Batten down the hatches, they said. Remain indoors, they said. There’s a storm coming, they said, and it’s going to be on par with the hurricane of 1987. It wasn’t.
Now the lawn chairs have been righted, the gnomes stood back up with brand new fishing rods and the giant beach ball that was running loose around London has been burst. Left to reflect, it seems that the Great Storm of 2013 was yet another case of the news media blowing everything out of proportion only for it to turn out be a lot of hot air.
It’s almost identical to the recent media storm (snigger) around the invasion of our country by the eight-legged harbingers of death known as ominously as the false widow spider. Throughout the late part of the summer and early autumn, outlets such as the Daily Star and Daily Mirror have made it their mission to publish a daily horror story about the apparent effects of these horrific beasties.
The next, they’ve made a man’s leg explode, terrorised a baby or brutally murdered a beloved pet rabbit. Every single one of these articles has been emblazoned with words like “deadly”, “lethal” or “killer” as if they’re describing Hannibal Lecter, rather than a small, relatively docile arachnid. The point is that these spiders theoretically have the power to kill, and it is that makes them inherently newsworthy.

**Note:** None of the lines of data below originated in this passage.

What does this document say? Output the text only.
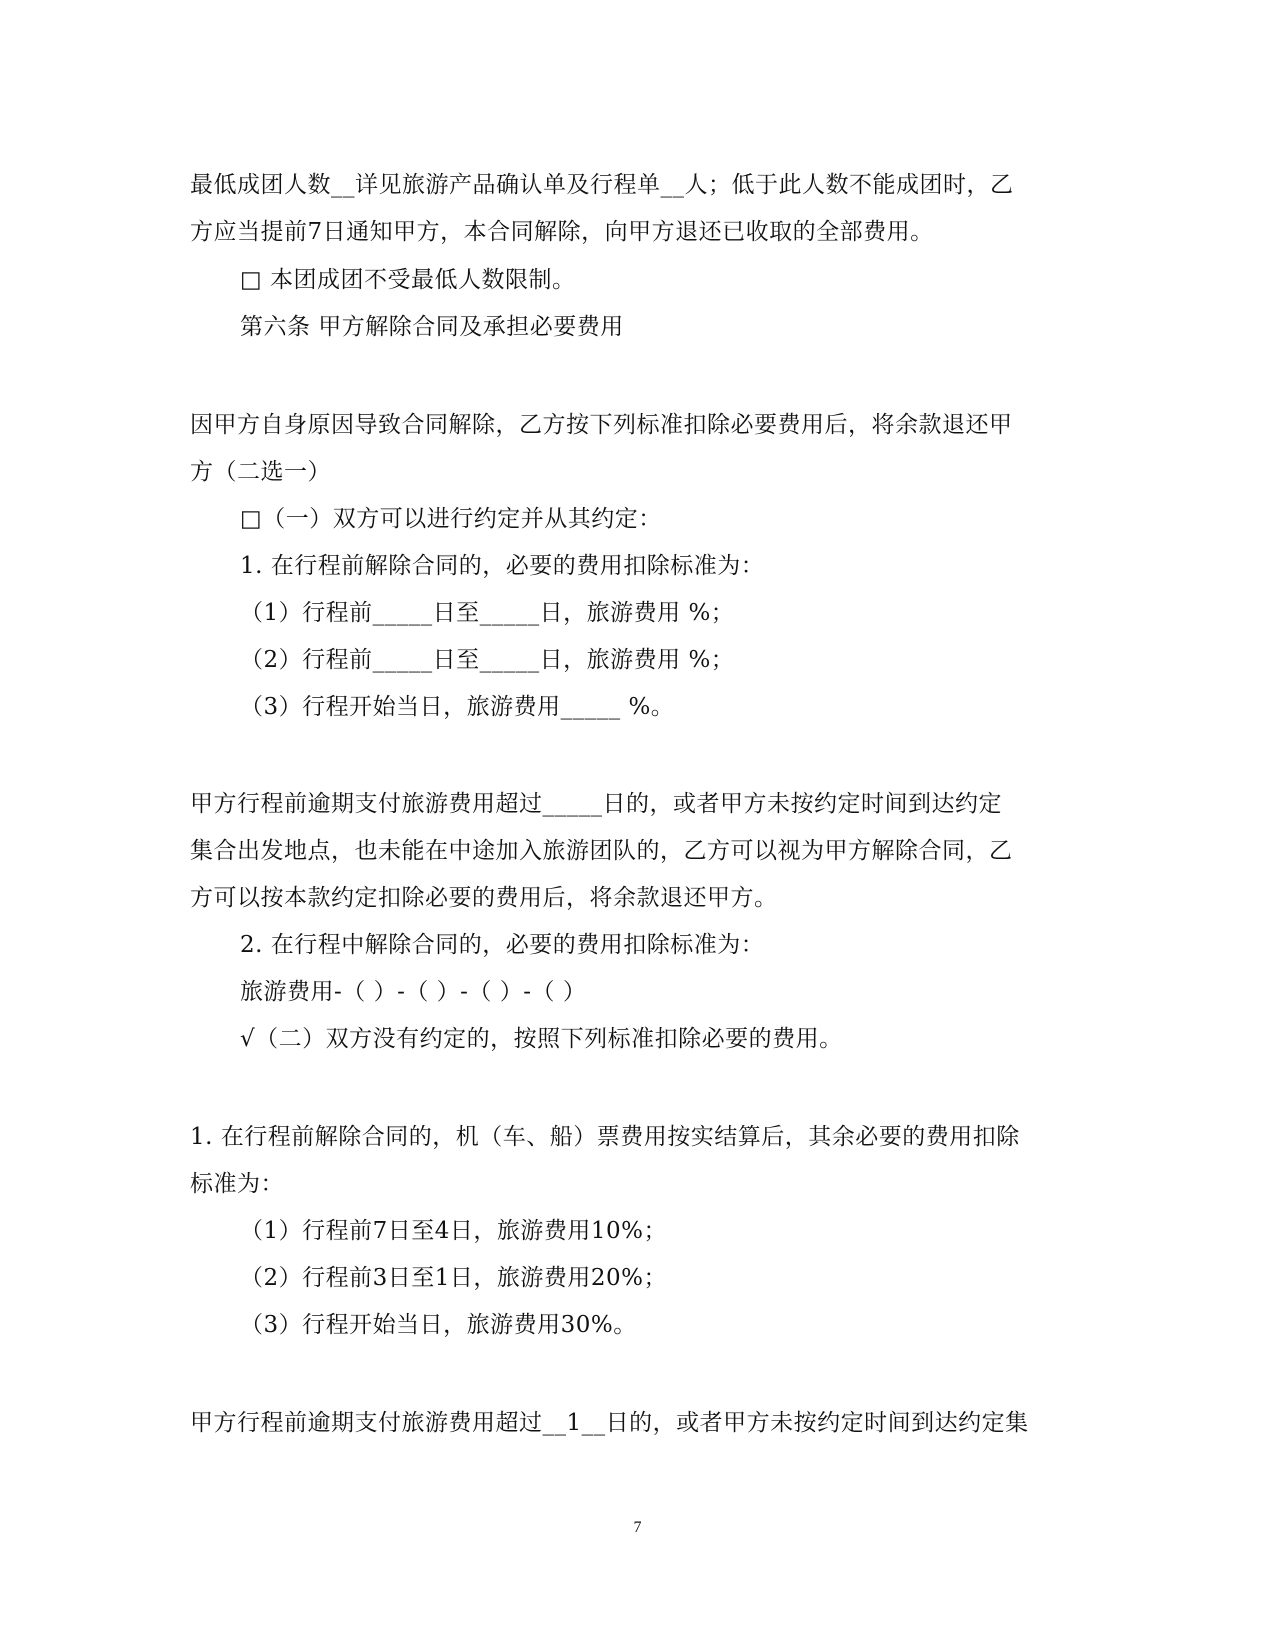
最低成团人数__详见旅游产品确认单及行程单__人；低于此人数不能成团时，乙
方应当提前7日通知甲方，本合同解除，向甲方退还已收取的全部费用。
□ 本团成团不受最低人数限制。
第六条 甲方解除合同及承担必要费用
因甲方自身原因导致合同解除，乙方按下列标准扣除必要费用后，将余款退还甲
方（二选一）
□（一）双方可以进行约定并从其约定：
1. 在行程前解除合同的，必要的费用扣除标准为：
（1）行程前_____日至_____日，旅游费用 %；
（2）行程前_____日至_____日，旅游费用 %；
（3）行程开始当日，旅游费用_____ %。
甲方行程前逾期支付旅游费用超过_____日的，或者甲方未按约定时间到达约定
集合出发地点，也未能在中途加入旅游团队的，乙方可以视为甲方解除合同，乙
方可以按本款约定扣除必要的费用后，将余款退还甲方。
2. 在行程中解除合同的，必要的费用扣除标准为：
旅游费用-（ ）-（ ）-（ ）-（ ）
√（二）双方没有约定的，按照下列标准扣除必要的费用。
1. 在行程前解除合同的，机（车、船）票费用按实结算后，其余必要的费用扣除
标准为：
（1）行程前7日至4日，旅游费用10%；
（2）行程前3日至1日，旅游费用20%；
（3）行程开始当日，旅游费用30%。
甲方行程前逾期支付旅游费用超过__1__日的，或者甲方未按约定时间到达约定集
7
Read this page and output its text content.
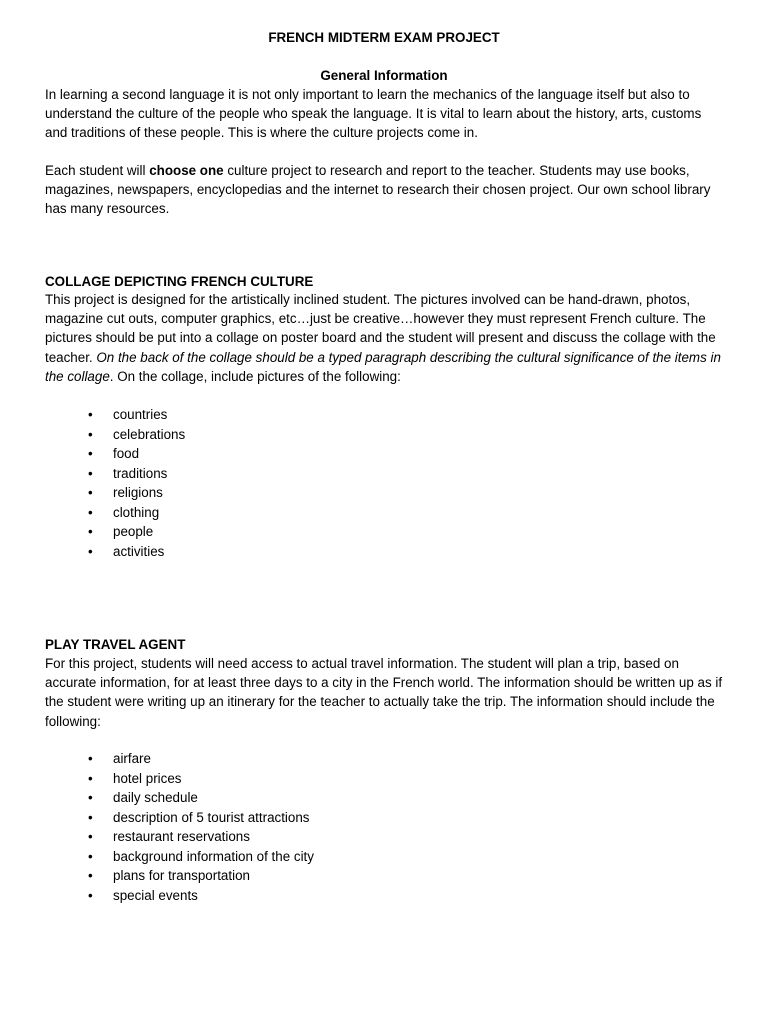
FRENCH MIDTERM EXAM PROJECT
General Information

In learning a second language it is not only important to learn the mechanics of the language itself but also to understand the culture of the people who speak the language. It is vital to learn about the history, arts, customs and traditions of these people. This is where the culture projects come in.

Each student will choose one culture project to research and report to the teacher. Students may use books, magazines, newspapers, encyclopedias and the internet to research their chosen project. Our own school library has many resources.

COLLAGE DEPICTING FRENCH CULTURE

This project is designed for the artistically inclined student. The pictures involved can be hand-drawn, photos, magazine cut outs, computer graphics, etc…just be creative…however they must represent French culture. The pictures should be put into a collage on poster board and the student will present and discuss the collage with the teacher. On the back of the collage should be a typed paragraph describing the cultural significance of the items in the collage. On the collage, include pictures of the following:

• countries
• celebrations
• food
• traditions
• religions
• clothing
• people
• activities
PLAY TRAVEL AGENT

For this project, students will need access to actual travel information. The student will plan a trip, based on accurate information, for at least three days to a city in the French world. The information should be written up as if the student were writing up an itinerary for the teacher to actually take the trip. The information should include the following:

• airfare
• hotel prices
• daily schedule
• description of 5 tourist attractions
• restaurant reservations
• background information of the city
• plans for transportation
• special events
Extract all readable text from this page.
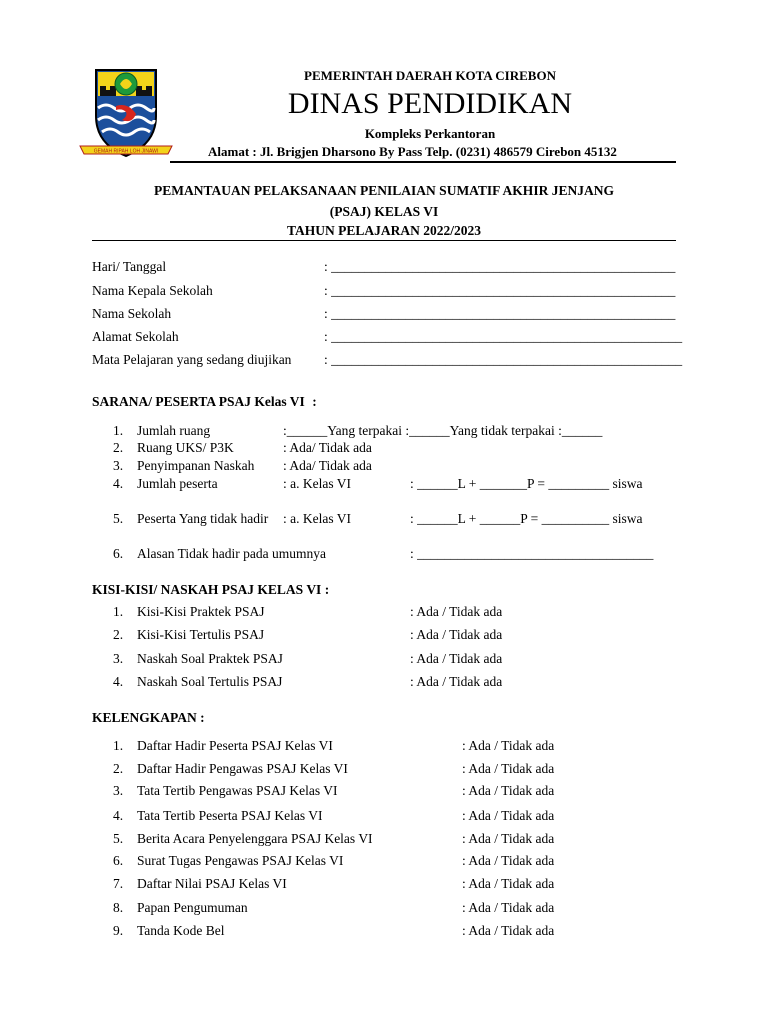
GEMAH RIPAH LOH JINAWI
PEMERINTAH DAERAH KOTA CIREBON
DINAS PENDIDIKAN
Kompleks Perkantoran
Alamat : Jl. Brigjen Dharsono By Pass Telp. (0231) 486579 Cirebon 45132
PEMANTAUAN PELAKSANAAN PENILAIAN SUMATIF AKHIR JENJANG
(PSAJ) KELAS VI
TAHUN PELAJARAN 2022/2023
Hari/ Tanggal	: ___________________________________________________
Nama Kepala Sekolah	: ___________________________________________________
Nama Sekolah	: ___________________________________________________
Alamat Sekolah	: ____________________________________________________
Mata Pelajaran yang sedang diujikan : ____________________________________________________
SARANA/ PESERTA PSAJ Kelas VI :
1. Jumlah ruang	:______Yang terpakai :______Yang tidak terpakai :______
2. Ruang UKS/ P3K	: Ada/ Tidak ada
3. Penyimpanan Naskah : Ada/ Tidak ada
4. Jumlah peserta	: a. Kelas VI	: ______L + _______P = _________ siswa
5. Peserta Yang tidak hadir : a. Kelas VI	: ______L + ______P = __________ siswa
6. Alasan Tidak hadir pada umumnya	: ___________________________________
KISI-KISI/ NASKAH PSAJ KELAS VI :
1. Kisi-Kisi Praktek PSAJ	: Ada / Tidak ada
2. Kisi-Kisi Tertulis PSAJ	: Ada / Tidak ada
3. Naskah Soal Praktek PSAJ	: Ada / Tidak ada
4. Naskah Soal Tertulis PSAJ	: Ada / Tidak ada
KELENGKAPAN :
1. Daftar Hadir Peserta PSAJ Kelas VI	: Ada / Tidak ada
2. Daftar Hadir Pengawas PSAJ Kelas VI	: Ada / Tidak ada
3. Tata Tertib Pengawas PSAJ Kelas VI	: Ada / Tidak ada
4. Tata Tertib Peserta PSAJ Kelas VI	: Ada / Tidak ada
5. Berita Acara Penyelenggara PSAJ Kelas VI	: Ada / Tidak ada
6. Surat Tugas Pengawas PSAJ Kelas VI	: Ada / Tidak ada
7. Daftar Nilai PSAJ Kelas VI	: Ada / Tidak ada
8. Papan Pengumuman	: Ada / Tidak ada
9. Tanda Kode Bel	: Ada / Tidak ada
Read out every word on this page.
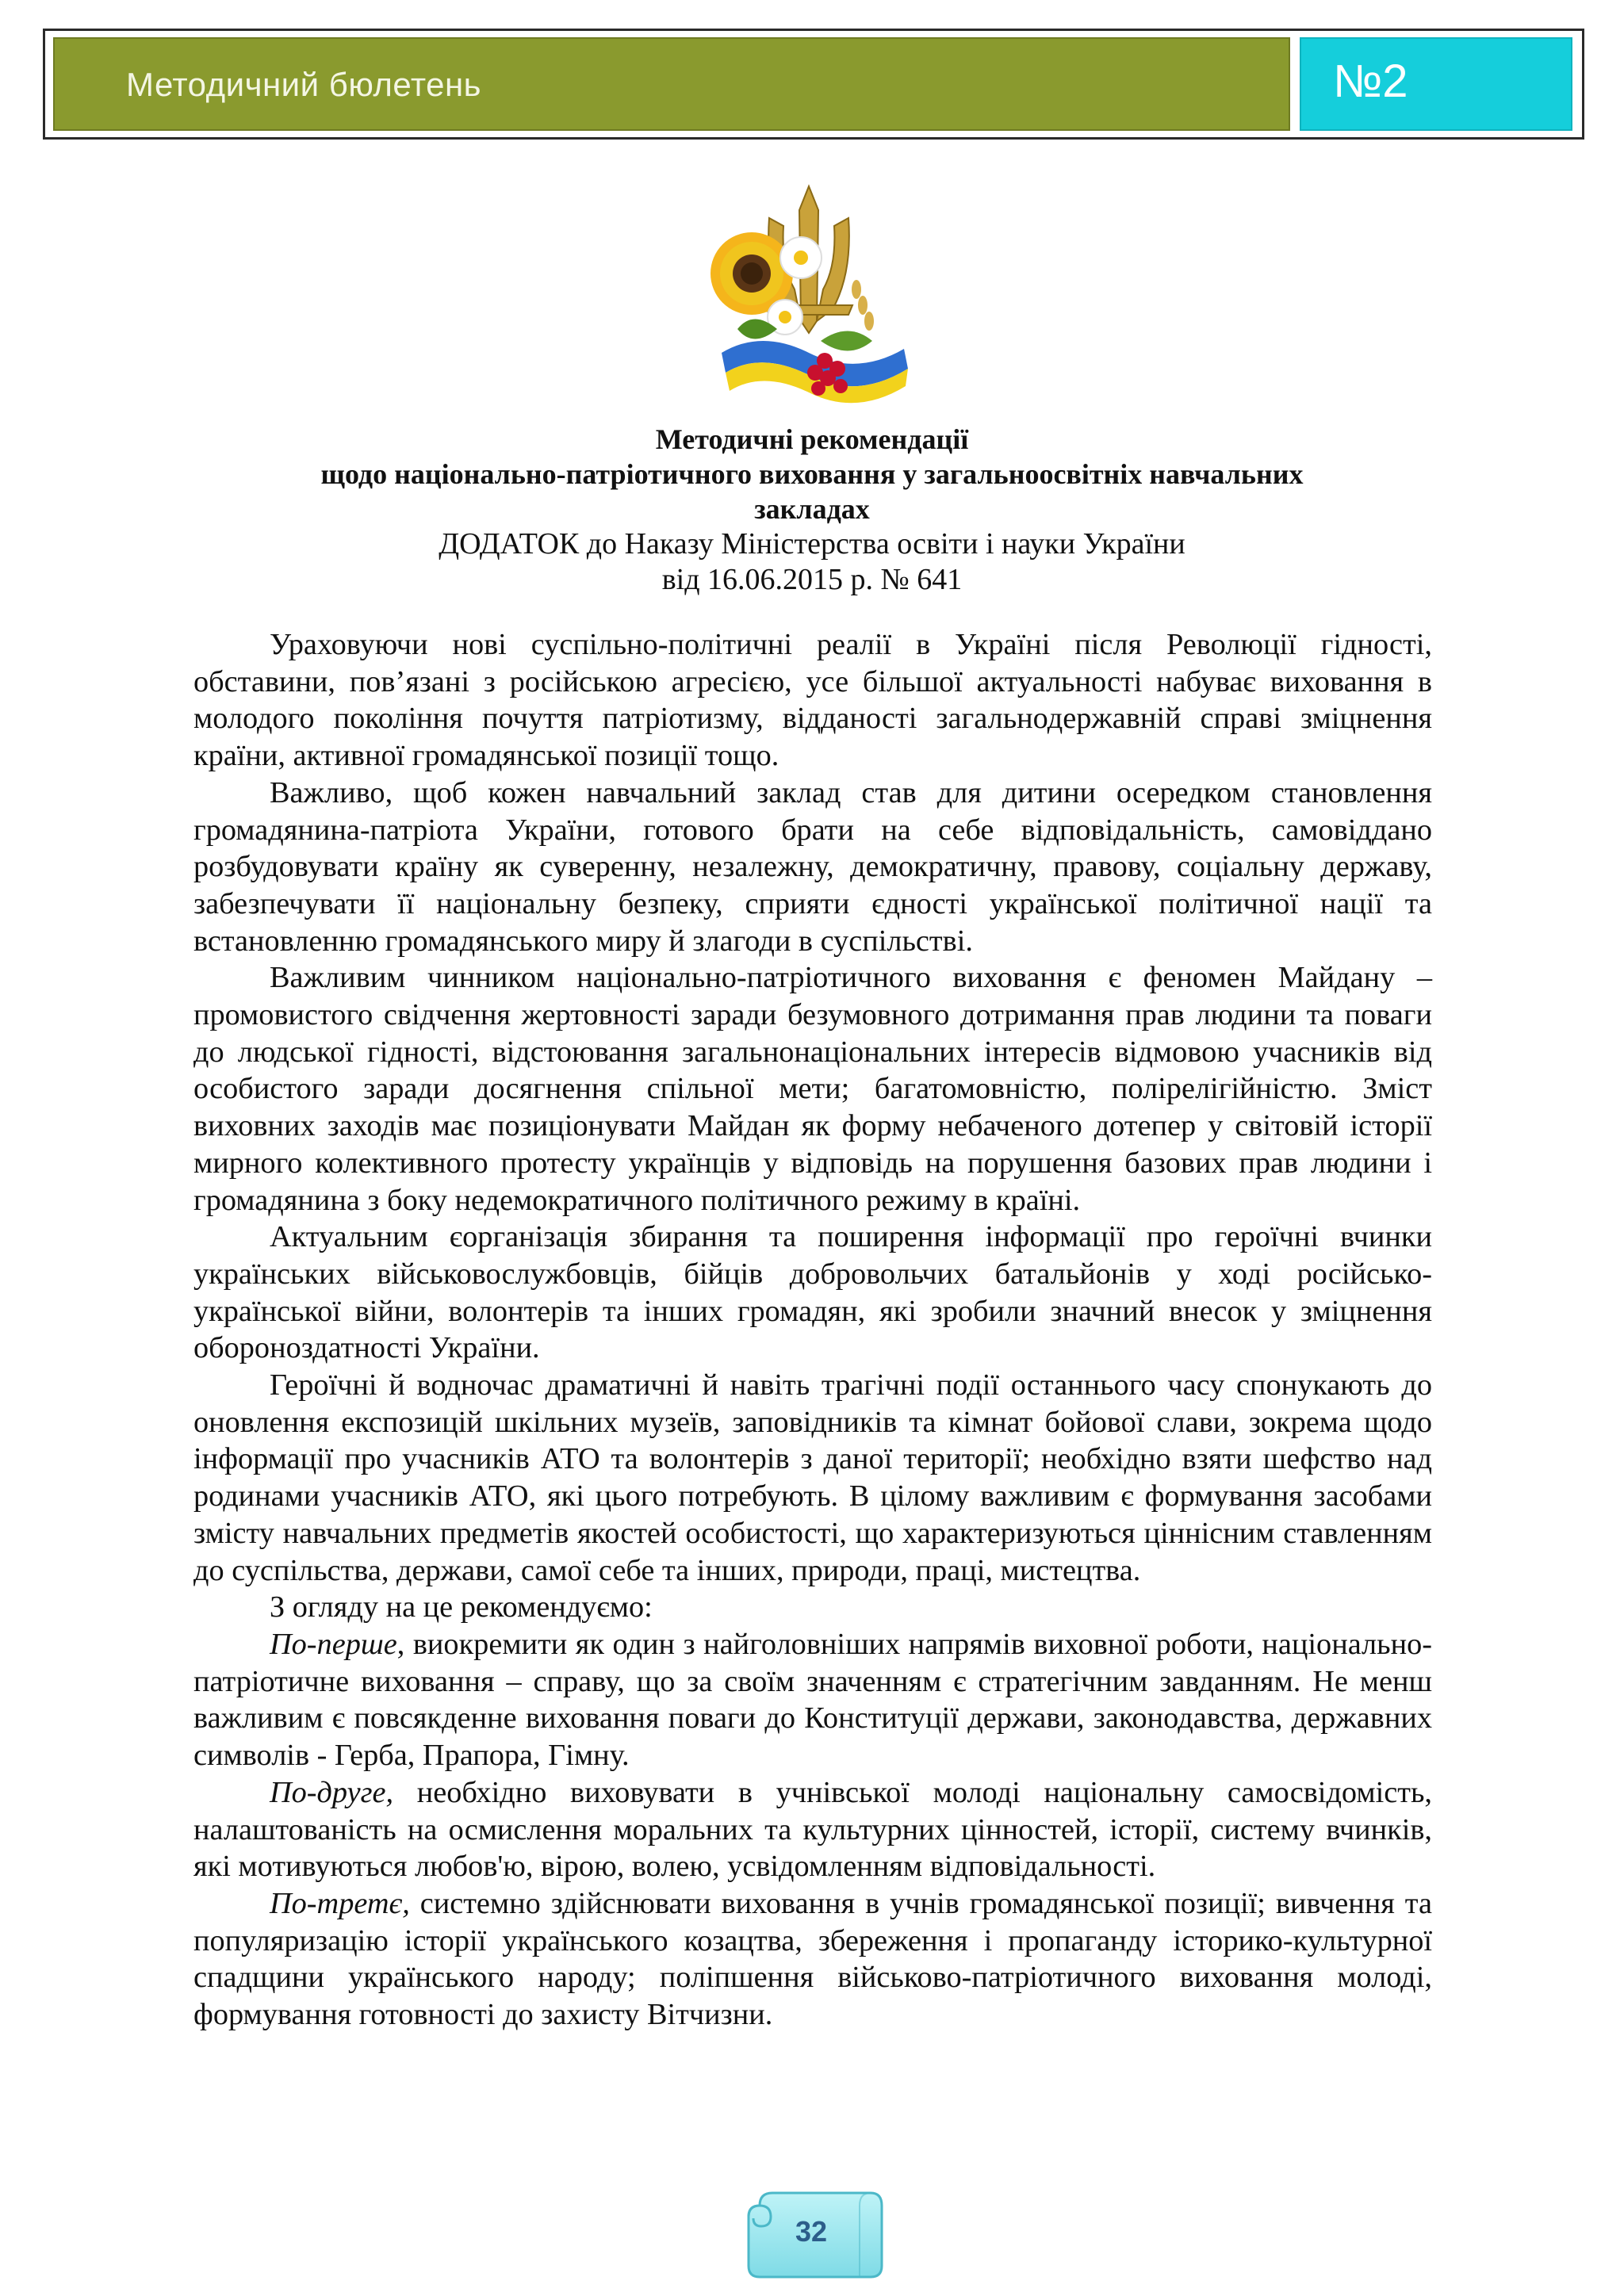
Методичний бюлетень	№2
Методичні рекомендації
щодо національно-патріотичного виховання у загальноосвітніх навчальних
закладах
ДОДАТОК до Наказу Міністерства освіти і науки України
від 16.06.2015 р. № 641

Ураховуючи нові суспільно-політичні реалії в Україні після Революції гідності, обставини, пов’язані з російською агресією, усе більшої актуальності набуває виховання в молодого покоління почуття патріотизму, відданості загальнодержавній справі зміцнення країни, активної громадянської позиції тощо.

Важливо, щоб кожен навчальний заклад став для дитини осередком становлення громадянина-патріота України, готового брати на себе відповідальність, самовіддано розбудовувати країну як суверенну, незалежну, демократичну, правову, соціальну державу, забезпечувати її національну безпеку, сприяти єдності української політичної нації та встановленню громадянського миру й злагоди в суспільстві.

Важливим чинником національно-патріотичного виховання є феномен Майдану – промовистого свідчення жертовності заради безумовного дотримання прав людини та поваги до людської гідності, відстоювання загальнонаціональних інтересів відмовою учасників від особистого заради досягнення спільної мети; багатомовністю, полірелігійністю. Зміст виховних заходів має позиціонувати Майдан як форму небаченого дотепер у світовій історії мирного колективного протесту українців у відповідь на порушення базових прав людини і громадянина з боку недемократичного політичного режиму в країні.

Актуальним єорганізація збирання та поширення інформації про героїчні вчинки українських військовослужбовців, бійців добровольчих батальйонів у ході російсько-української війни, волонтерів та інших громадян, які зробили значний внесок у зміцнення обороноздатності України.

Героїчні й водночас драматичні й навіть трагічні події останнього часу спонукають до оновлення експозицій шкільних музеїв, заповідників та кімнат бойової слави, зокрема щодо інформації про учасників АТО та волонтерів з даної території; необхідно взяти шефство над родинами учасників АТО, які цього потребують. В цілому важливим є формування засобами змісту навчальних предметів якостей особистості, що характеризуються ціннісним ставленням до суспільства, держави, самої себе та інших, природи, праці, мистецтва.

З огляду на це рекомендуємо:

По-перше, виокремити як один з найголовніших напрямів виховної роботи, національно-патріотичне виховання – справу, що за своїм значенням є стратегічним завданням. Не менш важливим є повсякденне виховання поваги до Конституції держави, законодавства, державних символів - Герба, Прапора, Гімну.

По-друге, необхідно виховувати в учнівської молоді національну самосвідомість, налаштованість на осмислення моральних та культурних цінностей, історії, систему вчинків, які мотивуються любов'ю, вірою, волею, усвідомленням відповідальності.

По-третє, системно здійснювати виховання в учнів громадянської позиції; вивчення та популяризацію історії українського козацтва, збереження і пропаганду історико-культурної спадщини українського народу; поліпшення військово-патріотичного виховання молоді, формування готовності до захисту Вітчизни.

32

The storm could theoretically have caused destruction across the south coast of the UK, and that also gave enough value to hang the news agenda on for an entire 48-hour period. The false widow spider has been in the UK for well over a hundred years. In that time, no deaths have been attributed to its bite. Bearing in mind that wasp stings kill between two to nine people every year, this supposedly new threat suddenly doesn’t seem all that dangerous.
Like wasps, the false widow spider is only really dangerous if you are allergic to its venom, or your bite gets infected. A single bite is unlikely to kill you, especially if you are able to get medical treatment quickly or are blessed with a sense of proportion. The tabloids will whip up anything into a frenzy if it sells papers. As circulations go down at an alarming rate, equal and opposite desperation is forced to occur from editors. Killer storms and deadly spiders will always drag people to the newsstands and there is no law against sensationalism. Now that’s a kind of press regulation that I’d quite like to see.